Conservation biologists must make on-the-ground decisions for species management based on incomplete and indirect data, necessitating robust yet applicable statistical tools. As a motivating example, we focus on the Central Valley Project (CVP) and State Water Project (SWP) facilities, which are regulated by take of endangered salmonids caused by their drawing water from the California Delta. Both projects salvage fish to reduce take, and salvage data are collected around-the-clock during operations. However, the methods historically used to estimate take from the salvage data are statistically deficient, hindering management.
To address this issue, we developed a Partially Observed Markov Process (POMP) model for estimating fish take at CVP and SWP. POMP provides a flexible modeling framework that allows us to mechanistically describe the processes of fish salvage and sample collection. Recent mathematical and computational developments leveraging particle filtration allow us to obtain robust estimates of model likelihood, despite our model being non-linear, non-normal, time-series, and partially observed. Using our POMP model, managers can flexibly estimate take and salvage at relevant timescales (i.e., daily and yearly), quantify the probability that certain triggers have been reached, and respond accordingly. As a proof of concept, we simulated two years of realistic data from Chinook salmon at CVP, which we then analyzed at daily and yearly time scales.

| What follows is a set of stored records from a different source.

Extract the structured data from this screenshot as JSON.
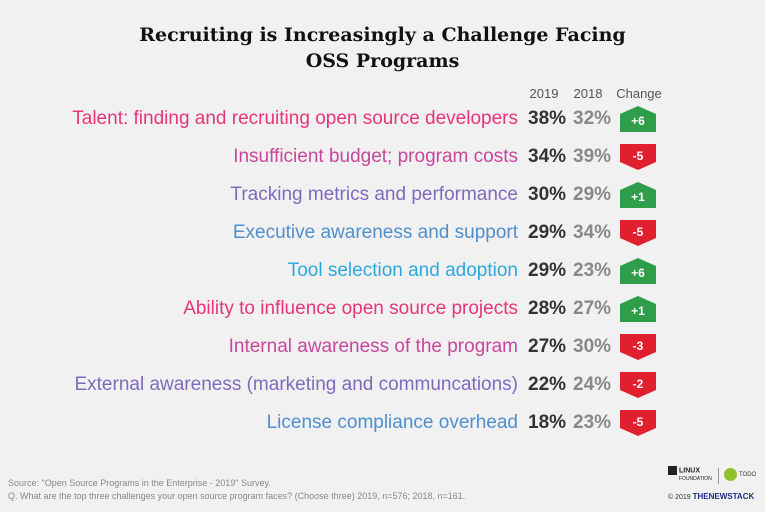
{
  "chart_data": {
    "type": "table",
    "title_line1": "Recruiting is Increasingly a Challenge Facing",
    "title_line2": "OSS Programs",
    "columns": [
      "2019",
      "2018",
      "Change"
    ],
    "rows": [
      {
        "label": "Talent: finding and recruiting open source developers",
        "v2019": "38%",
        "v2018": "32%",
        "change": "+6",
        "y2019": 38,
        "y2018": 32,
        "delta": 6,
        "color": "#e8357a"
      },
      {
        "label": "Insufficient budget; program costs",
        "v2019": "34%",
        "v2018": "39%",
        "change": "-5",
        "y2019": 34,
        "y2018": 39,
        "delta": -5,
        "color": "#c9469d"
      },
      {
        "label": "Tracking metrics and performance",
        "v2019": "30%",
        "v2018": "29%",
        "change": "+1",
        "y2019": 30,
        "y2018": 29,
        "delta": 1,
        "color": "#7f6abd"
      },
      {
        "label": "Executive awareness and support",
        "v2019": "29%",
        "v2018": "34%",
        "change": "-5",
        "y2019": 29,
        "y2018": 34,
        "delta": -5,
        "color": "#4f8fce"
      },
      {
        "label": "Tool selection and adoption",
        "v2019": "29%",
        "v2018": "23%",
        "change": "+6",
        "y2019": 29,
        "y2018": 23,
        "delta": 6,
        "color": "#2ca9dc"
      },
      {
        "label": "Ability to influence open source projects",
        "v2019": "28%",
        "v2018": "27%",
        "change": "+1",
        "y2019": 28,
        "y2018": 27,
        "delta": 1,
        "color": "#e8357a"
      },
      {
        "label": "Internal awareness of the program",
        "v2019": "27%",
        "v2018": "30%",
        "change": "-3",
        "y2019": 27,
        "y2018": 30,
        "delta": -3,
        "color": "#c9469d"
      },
      {
        "label": "External awareness (marketing and communcations)",
        "v2019": "22%",
        "v2018": "24%",
        "change": "-2",
        "y2019": 22,
        "y2018": 24,
        "delta": -2,
        "color": "#7f6abd"
      },
      {
        "label": "License compliance overhead",
        "v2019": "18%",
        "v2018": "23%",
        "change": "-5",
        "y2019": 18,
        "y2018": 23,
        "delta": -5,
        "color": "#4f8fce"
      }
    ],
    "colors": {
      "positive": "#2e9e4a",
      "negative": "#e0202f"
    }
  },
  "footer": {
    "source": "Source: \"Open Source Programs in the Enterprise - 2019\" Survey.",
    "question": "Q. What are the top three challenges your open source program faces? (Choose three) 2019, n=576; 2018, n=161."
  },
  "logos": {
    "lf_line1": "LINUX",
    "lf_line2": "FOUNDATION",
    "todo": "TODO",
    "copyright": "© 2019",
    "tns": "THENEWSTACK"
  }
}
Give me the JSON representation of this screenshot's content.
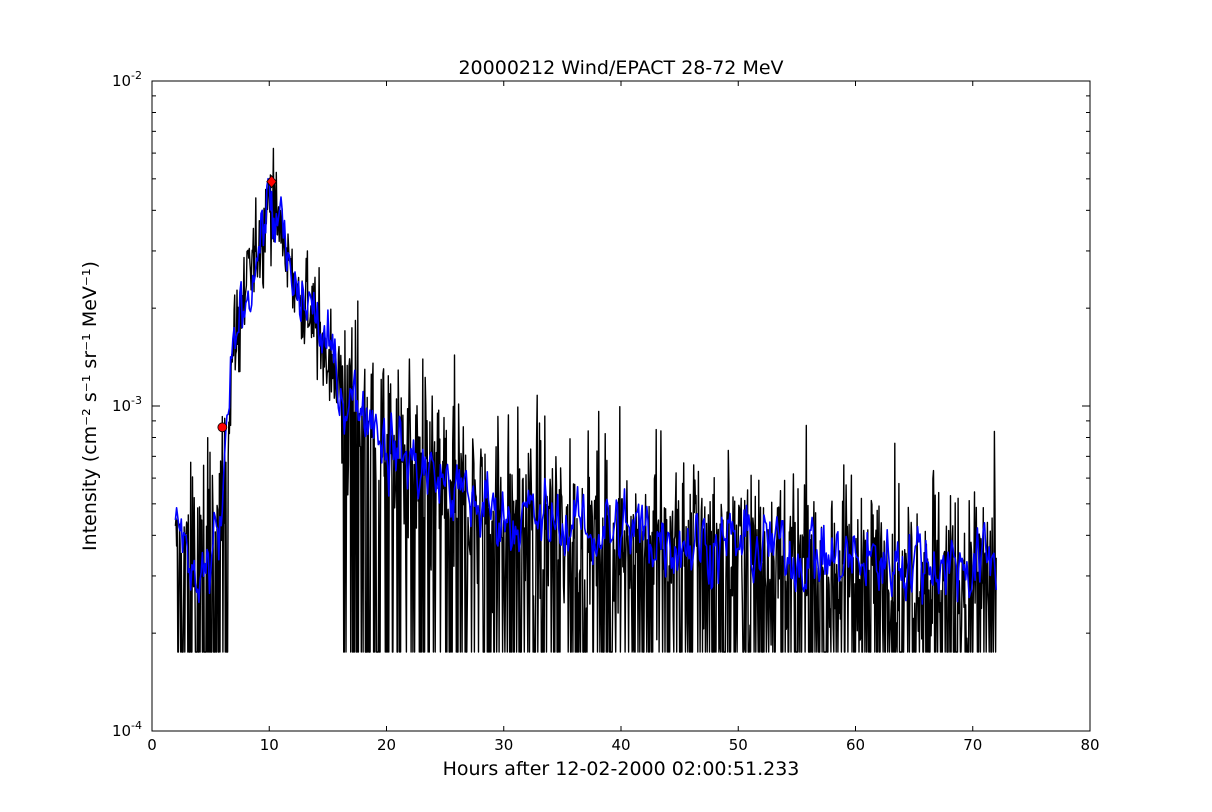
{
  "chart_data": {
    "type": "line",
    "title": "20000212 Wind/EPACT 28-72 MeV",
    "xlabel": "Hours after 12-02-2000 02:00:51.233",
    "ylabel": "Intensity (cm⁻² s⁻¹ sr⁻¹ MeV⁻¹)",
    "xlim": [
      0,
      80
    ],
    "ylim": [
      0.0001,
      0.01
    ],
    "yscale": "log",
    "grid": false,
    "x_ticks": [
      0,
      10,
      20,
      30,
      40,
      50,
      60,
      70,
      80
    ],
    "x_tick_labels": [
      "0",
      "10",
      "20",
      "30",
      "40",
      "50",
      "60",
      "70",
      "80"
    ],
    "y_ticks": [
      0.0001,
      0.001,
      0.01
    ],
    "y_tick_labels": [
      {
        "base": "10",
        "exp": "-4"
      },
      {
        "base": "10",
        "exp": "-3"
      },
      {
        "base": "10",
        "exp": "-2"
      }
    ],
    "noise_floor": 0.000175,
    "series": [
      {
        "role": "raw",
        "color": "#000000",
        "x": [
          2.0,
          6.0,
          7.0,
          8.0,
          9.0,
          10.0,
          11.0,
          12.0,
          13.0,
          14.0,
          15.0,
          16.0,
          17.0,
          18.0,
          20.0,
          22.0,
          25.0,
          28.0,
          30.0,
          35.0,
          40.0,
          45.0,
          50.0,
          55.0,
          60.0,
          65.0,
          72.0
        ],
        "y": [
          0.00036,
          0.0005,
          0.0016,
          0.0023,
          0.003,
          0.0043,
          0.0035,
          0.0024,
          0.0021,
          0.0018,
          0.0014,
          0.0012,
          0.00105,
          0.00095,
          0.0008,
          0.00068,
          0.00058,
          0.00052,
          0.0005,
          0.00045,
          0.00042,
          0.0004,
          0.00038,
          0.00036,
          0.00034,
          0.00034,
          0.00033
        ]
      },
      {
        "role": "smoothed",
        "color": "#0000ff",
        "x": [
          2.0,
          3.0,
          4.0,
          5.0,
          6.0,
          7.0,
          8.0,
          9.0,
          10.0,
          11.0,
          12.0,
          13.0,
          14.0,
          15.0,
          16.0,
          17.0,
          18.0,
          19.0,
          20.0,
          22.0,
          24.0,
          26.0,
          28.0,
          30.0,
          33.0,
          36.0,
          40.0,
          44.0,
          48.0,
          52.0,
          56.0,
          60.0,
          64.0,
          68.0,
          72.0
        ],
        "y": [
          0.00038,
          0.00036,
          0.00025,
          0.00033,
          0.00045,
          0.0016,
          0.0023,
          0.003,
          0.0044,
          0.0034,
          0.0022,
          0.0021,
          0.0019,
          0.0014,
          0.0012,
          0.00105,
          0.00102,
          0.00095,
          0.00078,
          0.00068,
          0.00062,
          0.00054,
          0.00049,
          0.00047,
          0.00044,
          0.00043,
          0.00041,
          0.0004,
          0.00038,
          0.00037,
          0.00035,
          0.00033,
          0.00034,
          0.00033,
          0.00033
        ]
      }
    ],
    "markers": [
      {
        "shape": "circle",
        "color": "#ff0000",
        "x": 6.0,
        "y": 0.00086
      },
      {
        "shape": "diamond",
        "color": "#ff0000",
        "x": 10.2,
        "y": 0.0049
      }
    ]
  }
}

Our model is able to address the technical issues with previous methods used to estimate take; it can estimate take when zero salvage is observed, account for uncertainty in model parameters, and estimate take flexibly at multiple time scales. However, our evaluation highlighted critical issues with existing parameters that hinder take estimation, regardless of the model. Specifically, survival rates for fish passing through the facilities were estimated using inappropriate statistical methods based on small samples collected in uncontrolled conditions, and are therefore poorly bounded (e.g., 17%-100%). As a result, the estimation of take was highly uncertain. For example, when four fish were salvaged, the expected value of daily take was 34 fish, yet the 95% credible interval covered three orders of magnitude (4 to 105). Even when no fish were salvaged, the 95% credible interval for daily take included over 10 fish. Taken together, our evaluation suggests that >50% of the uncertainty in daily take estimation results from poorly bounded parameters. Our study therefore underscores the need to develop robust models as well as the need to refine parameter estimates for use in on-the-ground conservation management.